The story is set in Cornwall in and around St Ives, an area I know well so this really helps in my appreciation of the story, and follows the adventures of Laura Marlin an 11 year old sleuth. She has been living in a children's home and drives everyone there mad with endless curiosity and the use of the word WHY? I sense here that the author has read Anne of Green Gables, could be wrong of course, but the general get up and go and determination not to be beaten is very reminiscent of LM Montgomery's heroine. In true fairy tale style an unknown uncle turns up to claim her and she packs her bags and off she goes full of excitement and looking forward to her new life.

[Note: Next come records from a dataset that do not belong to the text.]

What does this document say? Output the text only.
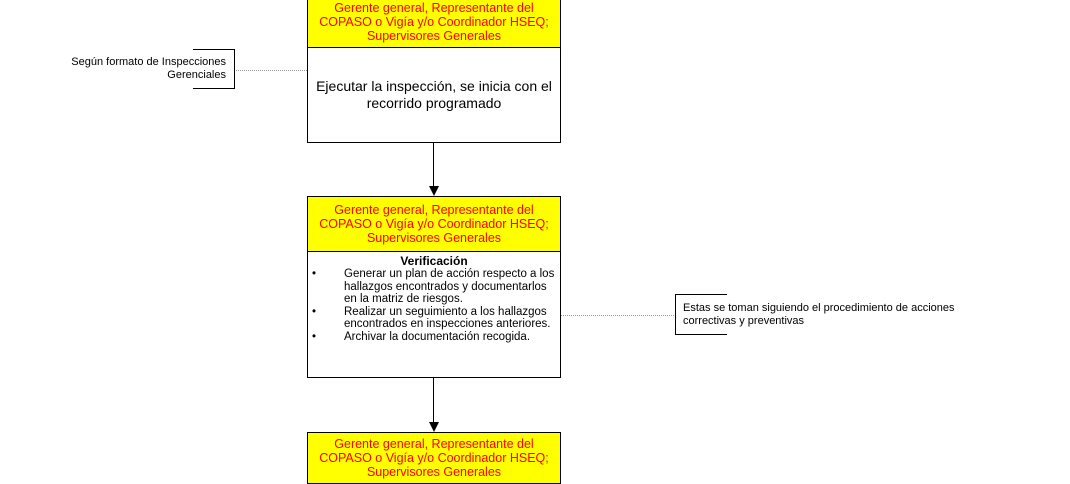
Gerente general, Representante del COPASO o Vigía y/o Coordinador HSEQ; Supervisores Generales
Ejecutar la inspección, se inicia con el recorrido programado
Según formato de Inspecciones Gerenciales
Gerente general, Representante del COPASO o Vigía y/o Coordinador HSEQ; Supervisores Generales
Verificación
• Generar un plan de acción respecto a los hallazgos encontrados y documentarlos en la matriz de riesgos.
• Realizar un seguimiento a los hallazgos encontrados en inspecciones anteriores.
• Archivar la documentación recogida.
Estas se toman siguiendo el procedimiento de acciones correctivas y preventivas
Gerente general, Representante del COPASO o Vigía y/o Coordinador HSEQ; Supervisores Generales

She is somewhat daunted when she arrives: "Laura went up the steps, rotting leaves squelching beneath her shoes. The doorknocker was a snarling tiger. Robbie lifted its head gingerly and rapped hard. From the bowels of the house came a guttural bark that seemed to spring from the slit beneath the door and slam into Laura's chest......a key scraped in the lock and the door screeched on its hinges as if it were not accustomed to opening. The ink black figure of a man stood framed against the yellow light with a wolfhound at his side. The slope of his shoulders and knot of muscles in his forearm as he gripped the creature's collar, spoke of an immense power, carefully restrained.

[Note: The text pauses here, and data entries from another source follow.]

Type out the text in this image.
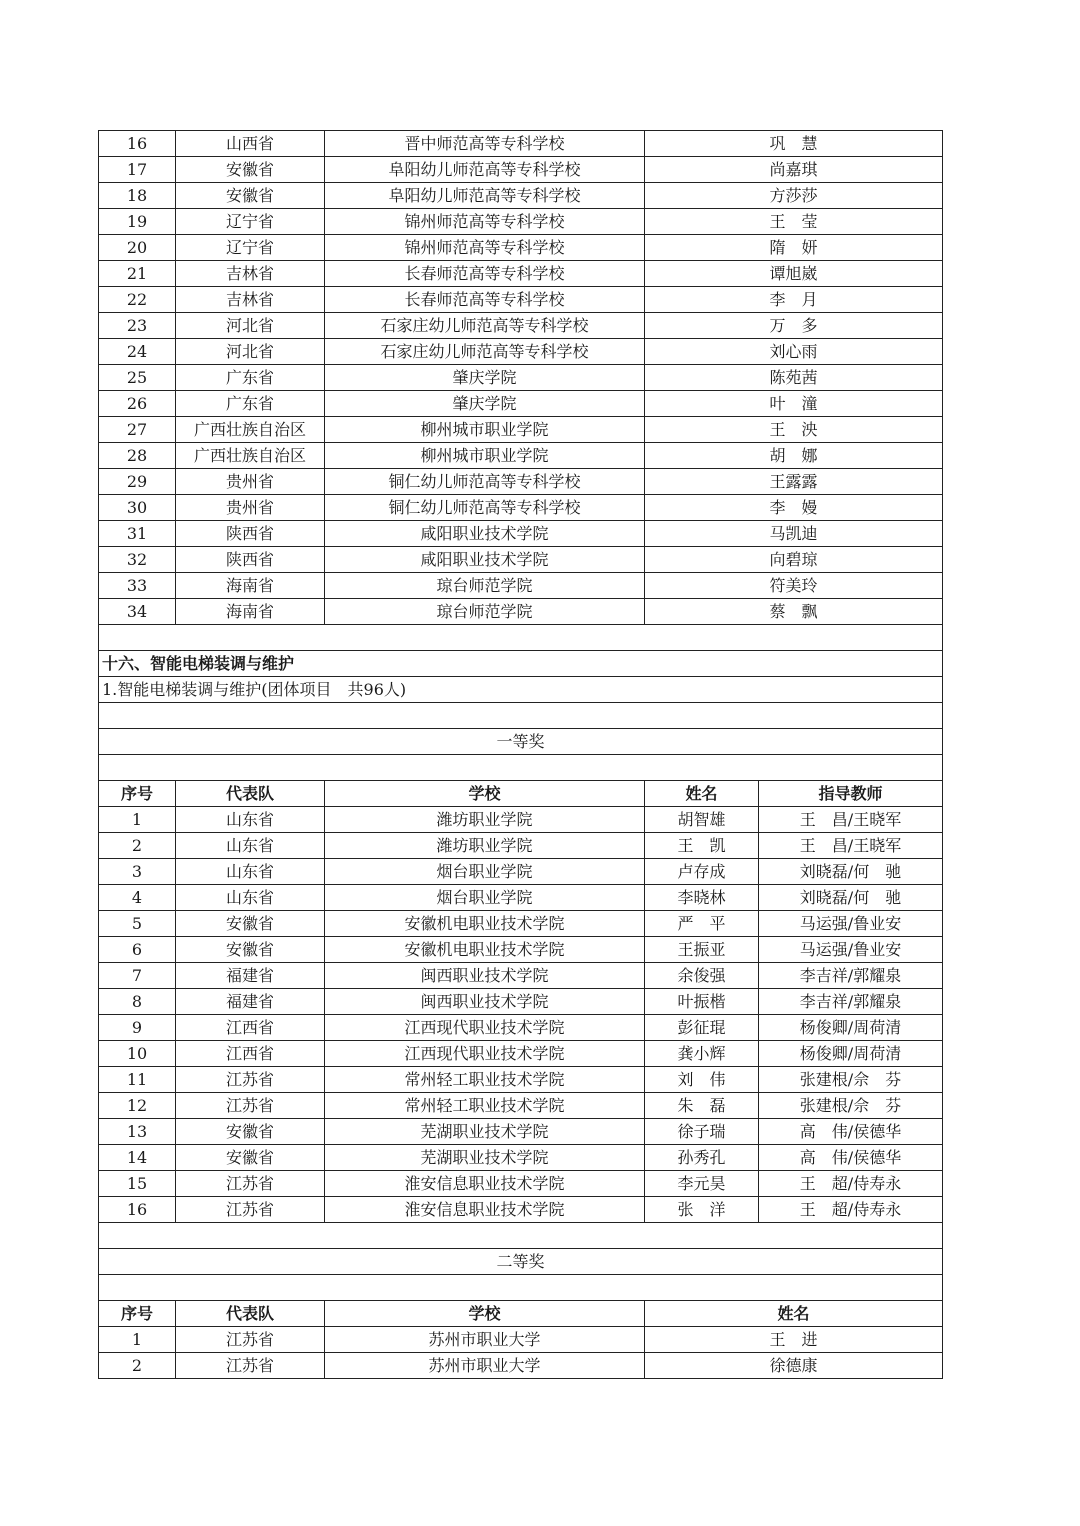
16	山西省	晋中师范高等专科学校	巩　慧	
17	安徽省	阜阳幼儿师范高等专科学校	尚嘉琪	
18	安徽省	阜阳幼儿师范高等专科学校	方莎莎	
19	辽宁省	锦州师范高等专科学校	王　莹	
20	辽宁省	锦州师范高等专科学校	隋　妍	
21	吉林省	长春师范高等专科学校	谭旭崴	
22	吉林省	长春师范高等专科学校	李　月	
23	河北省	石家庄幼儿师范高等专科学校	万　多	
24	河北省	石家庄幼儿师范高等专科学校	刘心雨	
25	广东省	肇庆学院	陈苑茜	
26	广东省	肇庆学院	叶　潼	
27	广西壮族自治区	柳州城市职业学院	王　泱	
28	广西壮族自治区	柳州城市职业学院	胡　娜	
29	贵州省	铜仁幼儿师范高等专科学校	王露露	
30	贵州省	铜仁幼儿师范高等专科学校	李　嫚	
31	陕西省	咸阳职业技术学院	马凯迪	
32	陕西省	咸阳职业技术学院	向碧琼	
33	海南省	琼台师范学院	符美玲	
34	海南省	琼台师范学院	蔡　飘	

十六、智能电梯装调与维护				
1.智能电梯装调与维护(团体项目　共96人)				

一等奖				

序号	代表队	学校	姓名	指导教师
1	山东省	潍坊职业学院	胡智雄	王　昌/王晓军
2	山东省	潍坊职业学院	王　凯	王　昌/王晓军
3	山东省	烟台职业学院	卢存成	刘晓磊/何　驰
4	山东省	烟台职业学院	李晓林	刘晓磊/何　驰
5	安徽省	安徽机电职业技术学院	严　平	马运强/鲁业安
6	安徽省	安徽机电职业技术学院	王振亚	马运强/鲁业安
7	福建省	闽西职业技术学院	余俊强	李吉祥/郭耀泉
8	福建省	闽西职业技术学院	叶振楷	李吉祥/郭耀泉
9	江西省	江西现代职业技术学院	彭征琨	杨俊卿/周荷清
10	江西省	江西现代职业技术学院	龚小辉	杨俊卿/周荷清
11	江苏省	常州轻工职业技术学院	刘　伟	张建根/佘　芬
12	江苏省	常州轻工职业技术学院	朱　磊	张建根/佘　芬
13	安徽省	芜湖职业技术学院	徐子瑞	高　伟/侯德华
14	安徽省	芜湖职业技术学院	孙秀孔	高　伟/侯德华
15	江苏省	淮安信息职业技术学院	李元昊	王　超/侍寿永
16	江苏省	淮安信息职业技术学院	张　洋	王　超/侍寿永

二等奖				

序号	代表队	学校	姓名	
1	江苏省	苏州市职业大学	王　进	
2	江苏省	苏州市职业大学	徐德康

The smile left Robbie's face and he stepped forward uncertainly 'Laura meet your uncle'
What a start you have to admit. And the story goes on at a rattling pace as Laura settles in with Calvin Redfern, her mysterious relative and right away her desire to emulate her favourite character, Ace-Detective Matt Walker, is tested as there are plenty of mysteries to solve. Why does her uncle go out each night striding over the cliffs; why is she forbidden to go to Dead Man's Cove and why is Tariq, the shopkeeper's silent son so frightened?

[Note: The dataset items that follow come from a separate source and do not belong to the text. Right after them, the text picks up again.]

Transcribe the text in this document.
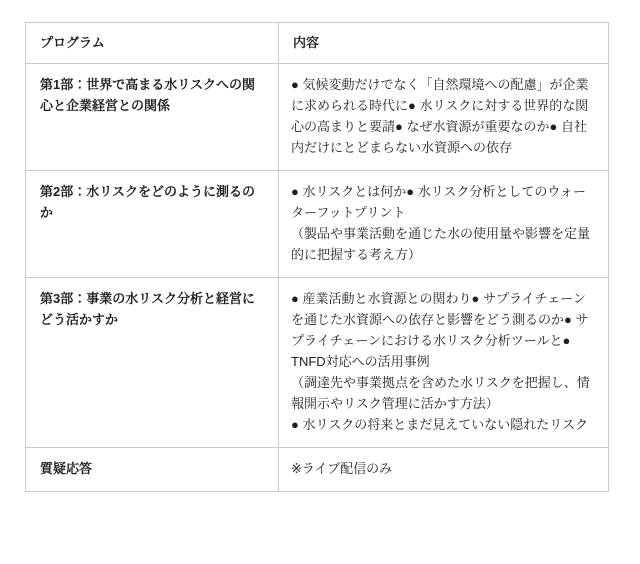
プログラム	内容
第1部：世界で高まる水リスクへの関心と企業経営との関係	● 気候変動だけでなく「自然環境への配慮」が企業に求められる時代に● 水リスクに対する世界的な関心の高まりと要請● なぜ水資源が重要なのか● 自社内だけにとどまらない水資源への依存
第2部：水リスクをどのように測るのか	● 水リスクとは何か● 水リスク分析としてのウォーターフットプリント
（製品や事業活動を通じた水の使用量や影響を定量的に把握する考え方）

第3部：事業の水リスク分析と経営にどう活かすか	● 産業活動と水資源との関わり● サプライチェーンを通じた水資源への依存と影響をどう測るのか● サプライチェーンにおける水リスク分析ツールと● TNFD対応への活用事例
（調達先や事業拠点を含めた水リスクを把握し、情報開示やリスク管理に活かす方法）
● 水リスクの将来とまだ見えていない隠れたリスク
質疑応答	※ライブ配信のみ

Throw into this mixture a surly and unpleasant housekeeper, a nosy but warm hearted neighbour Mrs Crabtree ('though in her sixties she bleached her hair blonde and dressed exclusively in shades of pink, purple and orange') and a three legged Siberian Husky and you have all hte ingredients for a ripping yarn.
Lauren St John has a really engaging style of writing and a zippy narrative and though this book is fun and enjoyable it is more than that. Laura has to learn to trust, to realise that her uncle really loves and wants her in his life, and that friendship can be found and that it can also be testing and upsetting.
I can thoroughly recommend this book - thankfully it is the first in a series and Laura Marlin will be involved in more mysteries. I am already looking forward to the next one. (Mem: put on shelves and keep until darling Florence is old enough to read it)
This book was sent to me by the Book Trust as it was the winner of the Blue Peter Book Award which they have managed since 2008. The author was delighted 'I was speechless when I heard the news and something I will treasure for the rest of my life'.
According to the press release which came with the book 'Blue Peter is the longest running children's programme in the world. The twice weekly factual magazine show is designed to inspire, entertain and enthrall its young viewers'.
Which probably explains why the BBC, in its usual infinite wisdom is thinking of hiving it off onto a digital channel thus depriving half its audience of the chance to look at it. I do wonder sometimes if the grey suits who run the Beeb have any concept of the real world at all. I would urge you all to write in and complain, but we all know that this would be a total waste of time as the BBC has a proud record of doing precisely what it wants and will ignore its audience despite the fact that it is our money they use to uphold this institution.
Sorry to rant but Blue Peter deserves to stay where it is and while it supports such wonderful writing as Lauren St John's among other things, it should be accessible to the widest audience possible.
Booktrust is an independent charity dedicated to encouraging people of all ages and cultures to engage with books. 'The written word underpins all our activities and enables us to fulfil our vision of inspiring a lifelong love of books for all'. Yay! Please check them out at www.bookstrust.org.uk.